Kid Ink. I know it's unprofessional to just go all first person and say I typed those words and then sat through three listens of this album, unsure what else there was to say, but here we are. I suppose a little backstory is in order considering he's a near 30-year-old with a child's nickname who's been rapping on a major label (RCA) for nearly four years with no discernible excuse as to why. Originally calling himself Rockstar (not to be confused with DJ Rockstar), he was one of major California DJ Ill Will's first "big" discoveries. He's quickly come to amass a number of high profile artist features and producers' beats over the past three or four years, but big names alone do not make a successful career, and so he has mostly amounted to the guy people sometimes confuse for Tyga when times get rough.
Full Speed feels like his first major album but it's really his fourth; it probably feels that way because it's the first to sport not one but several regional woulda-been hits, as well as the bona fide "Body Language" featuring Usher and Tinashe. As a track, it's nothing special truthfully, but with a DJ Mustard-aping beat from radio fiends StarGate and Cashmere Cat (aka DJ Fatal), it fit in just fine over the fall as a sort of digestif from that long, dreary Iggy Azalea summer. When an album's biggest hit and most notable track is something that calls to mind anyone but Kid Ink, though, it's worth wondering whether the album to which it calls home is worth any credence.
Full Speed opens answering that question with a resounding, "Well, no, but, well...no?" "What It Feels Like" and "Faster" are an odd opening sequence if for no other reason than they both very openly ape Kanye West's My Beautiful Dark Twisted Fantasy; the former is clearly an amateur-professional's take on "All of the Lights", while "Faster" wants so badly to be "Hell of a Life" by borrowing that track's echoplexed chorus. Kid Ink also borrows Yeezy's Yeezus shrieks and his flow, and if it weren't for a pretty dope, haunting use of something that sounds a lot like Amnesiac-era Radiohead for the beat's backbone (courtesy of rising genius DJ Dahi), it'd be fairly easy to convince someone it was a reference track that Kanye used to create his pornographic fantasy.
Truthfully, that's both Full Speed's biggest flaw and greatest asset throughout the album. "Dolo" probably would have been a reasonably recognizable single except its choral melody and overall composition borrows too ferociously from "Touchin', Lovin'" by Trey Songz. "Like a Hott Boyy" proffers a good deal of new age Atlanta menace courtesy of Metro, DJ Spinz, Young Thug and MPA Shitro, which makes it all the more odd as a closing track for Kid Ink's decidedly Los Angeles, palm trees and roller skates pop rap. "Hotel" doesn't suffer from such open biting, but it does suffer from being pretty played out.

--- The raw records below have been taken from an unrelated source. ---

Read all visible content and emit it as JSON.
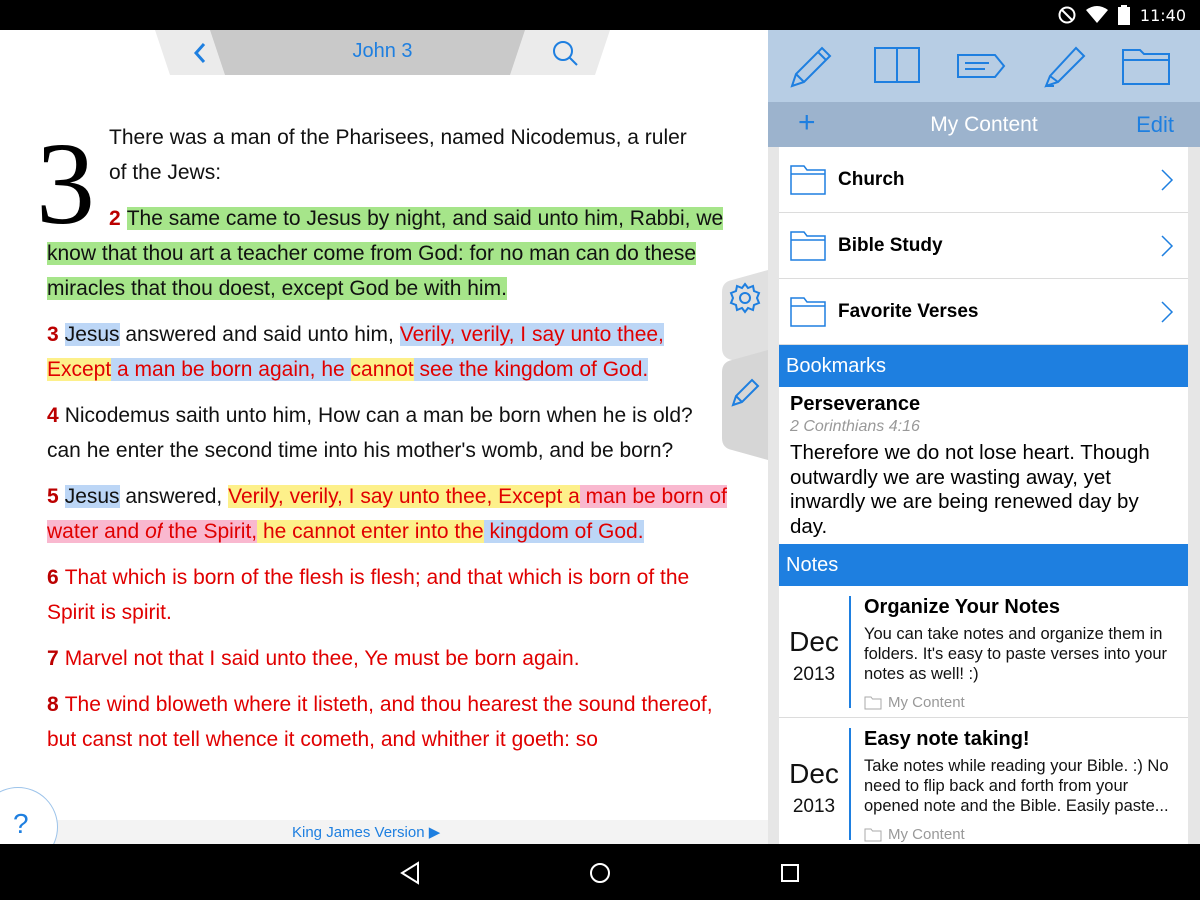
{
  "status_bar": {
    "time": "11:40"
  },
  "reader": {
    "chapter_title": "John 3",
    "chapter_number": "3",
    "version_label": "King James Version ▶",
    "help_label": "?",
    "verse1": "There was a man of the Pharisees, named Nicodemus, a ruler of the Jews:",
    "v2_num": "2",
    "v2_text": "The same came to Jesus by night, and said unto him, Rabbi, we know that thou art a teacher come from God: for no man can do these miracles that thou doest, except God be with him.",
    "v3_num": "3",
    "v3_a": "Jesus",
    "v3_b": " answered and said unto him, ",
    "v3_c": "Verily, verily, I say unto thee,",
    "v3_d": "Except",
    "v3_e": " a man be born again, he ",
    "v3_f": "cannot",
    "v3_g": " see the kingdom of God.",
    "v4_num": "4",
    "v4_text": "Nicodemus saith unto him, How can a man be born when he is old? can he enter the second time into his mother's womb, and be born?",
    "v5_num": "5",
    "v5_a": "Jesus",
    "v5_b": " answered, ",
    "v5_c": "Verily, verily, I say unto thee, Except a",
    "v5_d": " man be born of water and ",
    "v5_e": "of",
    "v5_f": " the Spirit,",
    "v5_g": " he cannot enter into the",
    "v5_h": " kingdom of God.",
    "v6_num": "6",
    "v6_text": "That which is born of the flesh is flesh; and that which is born of the Spirit is spirit.",
    "v7_num": "7",
    "v7_text": "Marvel not that I said unto thee, Ye must be born again.",
    "v8_num": "8",
    "v8_text": "The wind bloweth where it listeth, and thou hearest the sound thereof, but canst not tell whence it cometh, and whither it goeth: so"
  },
  "panel": {
    "title": "My Content",
    "add_label": "+",
    "edit_label": "Edit",
    "folders": [
      {
        "label": "Church"
      },
      {
        "label": "Bible Study"
      },
      {
        "label": "Favorite Verses"
      }
    ],
    "bookmarks_header": "Bookmarks",
    "bookmark": {
      "title": "Perseverance",
      "reference": "2 Corinthians 4:16",
      "text": "Therefore we do not lose heart. Though outwardly we are wasting away, yet inwardly we are being renewed day by day."
    },
    "notes_header": "Notes",
    "notes": [
      {
        "month": "Dec",
        "year": "2013",
        "title": "Organize Your Notes",
        "body": "You can take notes and organize them in folders. It's easy to paste verses into your notes as well! :)",
        "folder": "My Content"
      },
      {
        "month": "Dec",
        "year": "2013",
        "title": "Easy note taking!",
        "body": "Take notes while reading your Bible. :) No need to flip back and forth from your opened note and the Bible. Easily paste...",
        "folder": "My Content"
      }
    ]
  },
  "colors": {
    "accent": "#1e7fe0",
    "highlight_green": "#a6e58a",
    "highlight_blue": "#bcd6f6",
    "highlight_yellow": "#fdf08a",
    "highlight_pink": "#f9b8cf",
    "red_letter": "#e00000"
  },
  "icons": [
    "do-not-disturb-icon",
    "wifi-icon",
    "battery-icon",
    "back-chevron-icon",
    "search-icon",
    "gear-icon",
    "pencil-icon",
    "book-icon",
    "tag-icon",
    "highlighter-icon",
    "folder-icon",
    "chevron-right-icon",
    "nav-back-icon",
    "nav-home-icon",
    "nav-recents-icon"
  ]
}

At its very best, "Hotel" wants to be the Cassidy and R. Kelly duet for a new generation, but neither artist bring enough villainous swagger to its bland misogyny for such an accomplishment.
The rest of the album is just pleasantly there, come-and-go sunshine rap. Kid Ink has a bad boy image, from his name to his skin, but at his artistic core he just wants to make popular radio rap songs, and that's not so bad a goal, I swear. It's just that he can't figure out how to do so without finding tracks that fly too close to stars that have already shone, or to non-hits Ink needs to be hits because he can't conceive an album for album's sake. Ultimately Full Speed feels like an album struggling to recreate "Body Language"'s success over and over, sing-rapping his way through a variety of pretty familiar scenes exemplifying just how hard it is to be a talent in major need of a vision.